Sim mas, na verdade quem era invasor era a Argentina. Invadiram primeiro a ilha e sem aviso também, sem declaração formal de guerra.

Isto feito, já era para as FAs argentinas estarem com tudo planejado. A Força Aérea Argentina ser “pega de surpresa” mostra exatamente o improviso das ações; onde estava o planejamento da ação conjunta e integrada das 3 forças?!?! Ainda mais que os ingleses com certeza responderiam à agressão ?!?!?

Sávio Miranda

1.A Argentina deveria ter ampliado a pista de Porto Stanley nos primeiros dias da ocupação. Alguns aviões deveriam ter sido baseados lá.
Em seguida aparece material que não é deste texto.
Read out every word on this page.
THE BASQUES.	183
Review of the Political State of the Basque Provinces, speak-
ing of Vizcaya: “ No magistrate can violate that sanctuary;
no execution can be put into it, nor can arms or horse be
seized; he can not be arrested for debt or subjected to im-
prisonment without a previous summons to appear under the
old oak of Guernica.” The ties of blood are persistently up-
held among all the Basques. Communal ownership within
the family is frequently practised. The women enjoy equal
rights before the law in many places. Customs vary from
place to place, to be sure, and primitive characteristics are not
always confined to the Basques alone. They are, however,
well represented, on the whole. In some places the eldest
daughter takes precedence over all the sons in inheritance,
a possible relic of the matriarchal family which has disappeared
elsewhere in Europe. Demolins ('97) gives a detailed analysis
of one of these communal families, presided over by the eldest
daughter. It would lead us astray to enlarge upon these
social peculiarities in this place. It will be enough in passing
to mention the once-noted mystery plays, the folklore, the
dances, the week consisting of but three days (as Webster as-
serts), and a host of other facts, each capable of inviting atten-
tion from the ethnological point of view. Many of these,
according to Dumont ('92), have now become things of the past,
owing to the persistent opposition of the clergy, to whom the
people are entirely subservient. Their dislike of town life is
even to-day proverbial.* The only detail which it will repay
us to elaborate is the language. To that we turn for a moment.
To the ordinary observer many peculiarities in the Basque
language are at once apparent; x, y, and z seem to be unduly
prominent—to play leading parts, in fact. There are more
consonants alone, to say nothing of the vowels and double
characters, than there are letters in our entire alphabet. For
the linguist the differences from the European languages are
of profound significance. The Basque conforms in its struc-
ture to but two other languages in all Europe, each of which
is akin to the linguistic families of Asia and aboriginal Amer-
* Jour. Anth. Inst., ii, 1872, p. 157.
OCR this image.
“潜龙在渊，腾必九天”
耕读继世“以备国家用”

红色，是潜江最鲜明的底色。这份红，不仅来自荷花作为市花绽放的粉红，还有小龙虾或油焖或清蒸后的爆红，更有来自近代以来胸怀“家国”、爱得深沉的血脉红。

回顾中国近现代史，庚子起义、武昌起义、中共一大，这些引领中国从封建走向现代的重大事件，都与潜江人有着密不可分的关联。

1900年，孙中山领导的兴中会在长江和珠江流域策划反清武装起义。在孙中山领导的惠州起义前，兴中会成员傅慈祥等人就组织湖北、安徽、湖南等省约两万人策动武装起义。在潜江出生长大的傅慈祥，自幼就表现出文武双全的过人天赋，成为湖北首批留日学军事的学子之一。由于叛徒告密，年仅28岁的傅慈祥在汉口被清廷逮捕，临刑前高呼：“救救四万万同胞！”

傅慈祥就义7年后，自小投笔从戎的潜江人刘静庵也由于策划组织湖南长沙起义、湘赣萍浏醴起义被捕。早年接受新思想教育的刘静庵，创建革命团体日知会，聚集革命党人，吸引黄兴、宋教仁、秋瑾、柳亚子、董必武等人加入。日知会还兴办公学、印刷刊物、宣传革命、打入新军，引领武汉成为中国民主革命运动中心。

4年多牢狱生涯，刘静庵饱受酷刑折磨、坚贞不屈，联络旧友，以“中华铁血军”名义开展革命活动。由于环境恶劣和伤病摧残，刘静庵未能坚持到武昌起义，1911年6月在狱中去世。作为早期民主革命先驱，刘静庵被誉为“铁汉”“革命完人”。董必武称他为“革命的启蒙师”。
2. O porta-aviões deveria ficar a meio caminho Argentina-Malvinas, garantindo uma base de apoio para os ataques.

3. Submarinos deveriam ter ficado à espera da primeira leva da frota, mantendo-os a uma maior distância das ilhas, diminuindo a autonomia da aviação de caça britânica.

4. O maior número possível de suprimentos deveria ter desembarcado na ilha logo nos primeiros dias de ocupação.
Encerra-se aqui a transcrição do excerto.